8 Replies Latest reply on Feb 24, 2011 3:50 PM by rick.weber

    Running multiple independent kernels on a single GPU

    richeek.arya

      Hi all,

      This question is dealt with multiple forums. However, I did not get clear picture as people have conflicting opinions.So I am asking it again.

      Suppose my current kernel is not using GPU resources completely, say only 10 threads are running at a time.  Hence to harness the full computational power can I run another independent kernel along with the current kernel on GPUs?

      My guess is that it is not possible. Somewhere in AMD's GPU literature I read that if I try to run two kernels simultaneously they will automatically be serialized. However in OpenCL there is an option to create multiple independent command queues which dont require any synchronization. So if I put first kernel in the first queue and the second in the another would it make both of them running simultaneously?

      I have Radeon 5450 graphics card just if anyone is curious.

      Thanks!

        • Running multiple independent kernels on a single GPU
          nou

          from theroretical point of view. when you enable out of order queue then enqueueing two kernels without dependeci should perform paralely. or when you create two queues on the same devices then again it can execute parralely.

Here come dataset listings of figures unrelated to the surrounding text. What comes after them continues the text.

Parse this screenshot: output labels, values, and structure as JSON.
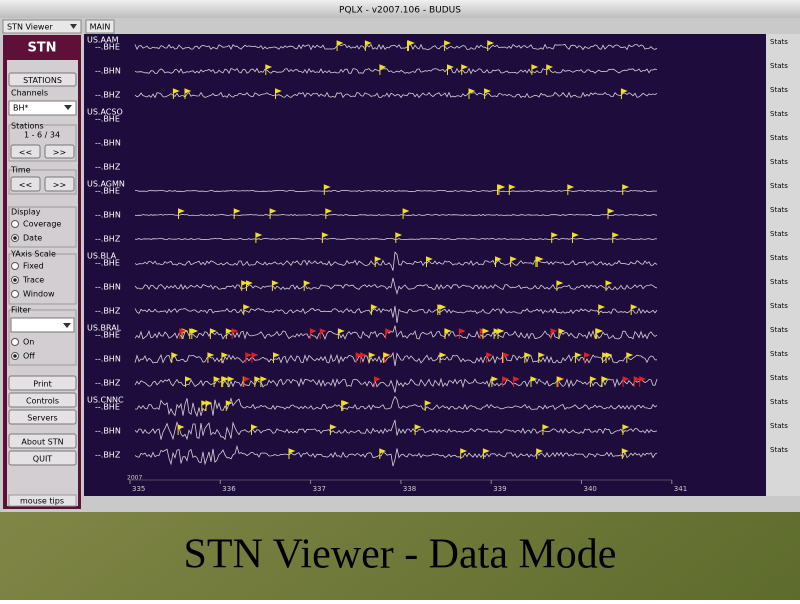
{
  "window": {
    "title": "PQLX - v2007.106 - BUDUS",
    "tabs": [
      "STN Viewer",
      "MAIN"
    ]
  },
  "panel": {
    "header": "STN",
    "stations_button": "STATIONS",
    "channels_label": "Channels",
    "channels_value": "BH*",
    "stations_label": "Stations",
    "stations_range": "1 - 6 / 34",
    "stations_prev": "<<",
    "stations_next": ">>",
    "time_label": "Time",
    "time_prev": "<<",
    "time_next": ">>",
    "display_label": "Display",
    "display_options": [
      "Coverage",
      "Date"
    ],
    "yaxis_label": "YAxis Scale",
    "yaxis_options": [
      "Fixed",
      "Trace",
      "Window"
    ],
    "filter_label": "Filter",
    "filter_options": [
      "On",
      "Off"
    ],
    "buttons": [
      "Print",
      "Controls",
      "Servers"
    ],
    "about": "About STN",
    "quit": "QUIT",
    "tips": "mouse tips"
  },
  "stations": [
    {
      "name": "US.AAM",
      "channels": [
        "--.BHE",
        "--.BHN",
        "--.BHZ"
      ]
    },
    {
      "name": "US.ACSO",
      "channels": [
        "--.BHE",
        "--.BHN",
        "--.BHZ"
      ]
    },
    {
      "name": "US.AGMN",
      "channels": [
        "--.BHE",
        "--.BHN",
        "--.BHZ"
      ]
    },
    {
      "name": "US.BLA",
      "channels": [
        "--.BHE",
        "--.BHN",
        "--.BHZ"
      ]
    },
    {
      "name": "US.BRAL",
      "channels": [
        "--.BHE",
        "--.BHN",
        "--.BHZ"
      ]
    },
    {
      "name": "US.CNNC",
      "channels": [
        "--.BHE",
        "--.BHN",
        "--.BHZ"
      ]
    }
  ],
  "stats": [
    "Stats",
    "Stats",
    "Stats",
    "Stats",
    "Stats",
    "Stats",
    "Stats",
    "Stats",
    "Stats",
    "Stats",
    "Stats",
    "Stats",
    "Stats",
    "Stats",
    "Stats",
    "Stats",
    "Stats",
    "Stats"
  ],
  "axis": {
    "year": "2007",
    "days": [
      "335",
      "336",
      "337",
      "338",
      "339",
      "340",
      "341"
    ]
  },
  "caption": "STN Viewer - Data Mode"
}
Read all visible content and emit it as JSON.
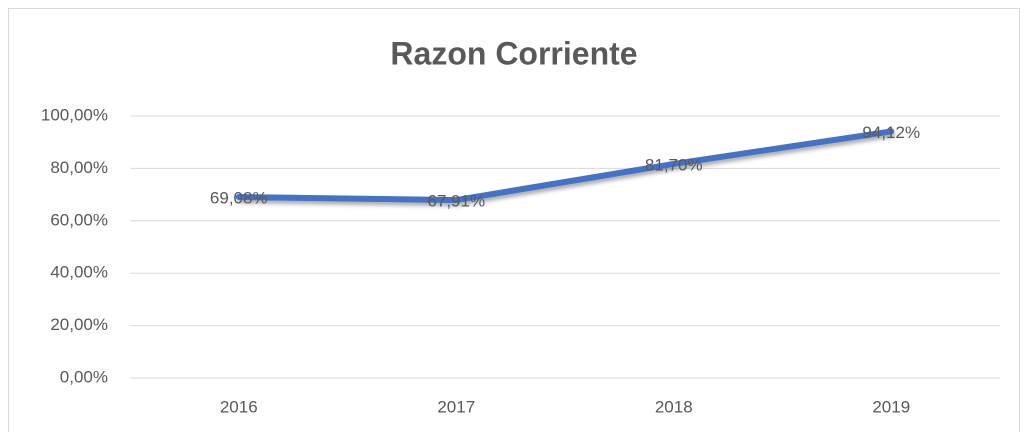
{
  "chart_data": {
    "type": "line",
    "title": "Razon Corriente",
    "categories": [
      "2016",
      "2017",
      "2018",
      "2019"
    ],
    "series": [
      {
        "name": "Razon Corriente",
        "color": "#4472c4",
        "values": [
          69.08,
          67.91,
          81.7,
          94.12
        ],
        "value_labels": [
          "69,08%",
          "67,91%",
          "81,70%",
          "94,12%"
        ]
      }
    ],
    "ylim": [
      0,
      100
    ],
    "yticks": [
      {
        "value": 0,
        "label": "0,00%"
      },
      {
        "value": 20,
        "label": "20,00%"
      },
      {
        "value": 40,
        "label": "40,00%"
      },
      {
        "value": 60,
        "label": "60,00%"
      },
      {
        "value": 80,
        "label": "80,00%"
      },
      {
        "value": 100,
        "label": "100,00%"
      }
    ],
    "grid": true
  }
}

          but AFAIK there is currenty no support for concurent kernels on AMD GPU's.

          • Running multiple independent kernels on a single GPUHe
            HarryH

            Here is the pseudocode how I did it using OpenMP. In order to run multiple instances of

            the same kernel you need to create multiple kernel objects in different threads because

            clSetKernelArgs is not threadsafe. This worked on my system (see below)

            #include <omp.h> find / select platform create context on GPU device find /select devices associated with context read kernel source / create program build program create any memobjs to be shared RO among kernels in different threads #pragma omp parallel { create the command queue create the kernel objects create private memobjs for this thread set kernel arguments execute kernels release kernels release private memobjs release commandqueue free any per thread malloc'ed buffers etc. } release shared memobjs release program release context free globally allocated buffers exit

              • Running multiple independent kernels on a single GPU
                perhaad

                If you create kernels and issue them on different queues the 2nd kernel will not execute until the 1st one is done (on GPUs). You could use multiple command queues to overlap IO but enqueing kernels wouldnt help

                Adding the previous thread just in case. Its pretty recent ~ 3 mths

                http://devforums.amd.com/devforum/messageview.cfm?catid=390&threadid=142485&messid=1187010&parentid=0&FTVAR_FORUMVIEWTMP=Branch

                 

                  • Running multiple independent kernels on a single GPU
                    rick.weber

                    Does the driver maintain an ordering on PCI transfers with respect to kernels that read and write to them, or is it a crapshoot? For example, suppose I have kernel A running that uses buffer B. Then I enqueue a task in the second queue to write to buffer B. Will the DMA happen alongside execution (bad), will it block until A completes, or will the copy block until ALL kernels issued before it that reference it regardless of queue complete. The first and second way can give you race conditions, while the third way can give you deadlocks.

                      • Running multiple independent kernels on a single GPU
                        LeeHowes

                        This doesn't happen right now with OpenCL. There are technical reasons that I can't go in to. It does work fine in DX. AMD GPUs currently run multiple kernels in an uncontrollable way: they do not allow you to split the device. The device does run complicated task graphs happily in the background because that's how graphics code works. Unfortunately right now it only works within the restrictions of the DX API rather than the more general OpenCL API.

                        • Running multiple independent kernels on a single GPU
                          nou

                          rick.weber: if you don't have out of order queue then you don't get any overlap execution/transfers. each enqueued item is completed before next one. in order queues have implicit synchronization.

                          in out of order and/or multi queues you must ensure proper synchronization with event objects.

                          LeeHowes: do you mean that with DX and maybe OpenGL it can run concurent shaders? like veretex and pixel shader cocurently? or it is also direct compute?

                            • Running multiple independent kernels on a single GPU
                              rick.weber

                               

                              Originally posted by: nou rick.weber: if you don't have out of order queue then you don't get any overlap execution/transfers. each enqueued item is completed before next one. in order queues have implicit synchronization.

                               

                              in out of order and/or multi queues you must ensure proper synchronization with event objects.

                               

                              So, out of order execution and multiple queues are equivalent then, other than you can impose some ordering without events in the multi-queue in-order case. I'm contemplating adding another queue to clUtil when you enable OOO execution mode. One queue will be dedicated to data transfers and one will be dedicated to kernels in this mode, allowing you to overlap communication and execution. Then you use callbacks from the asynchronous versions of clUtil calls to manage dependencies (e.g. don't enqueue it if it can't run immediately). If I recall, AMD OpenCL doesn't currently support out-of-order queues.

                      • Running multiple independent kernels on a single GPU
                        MicahVillmow
                        nou,
                        AMD hardware has been able to run concurrent shaders since R6XX in graphics mode.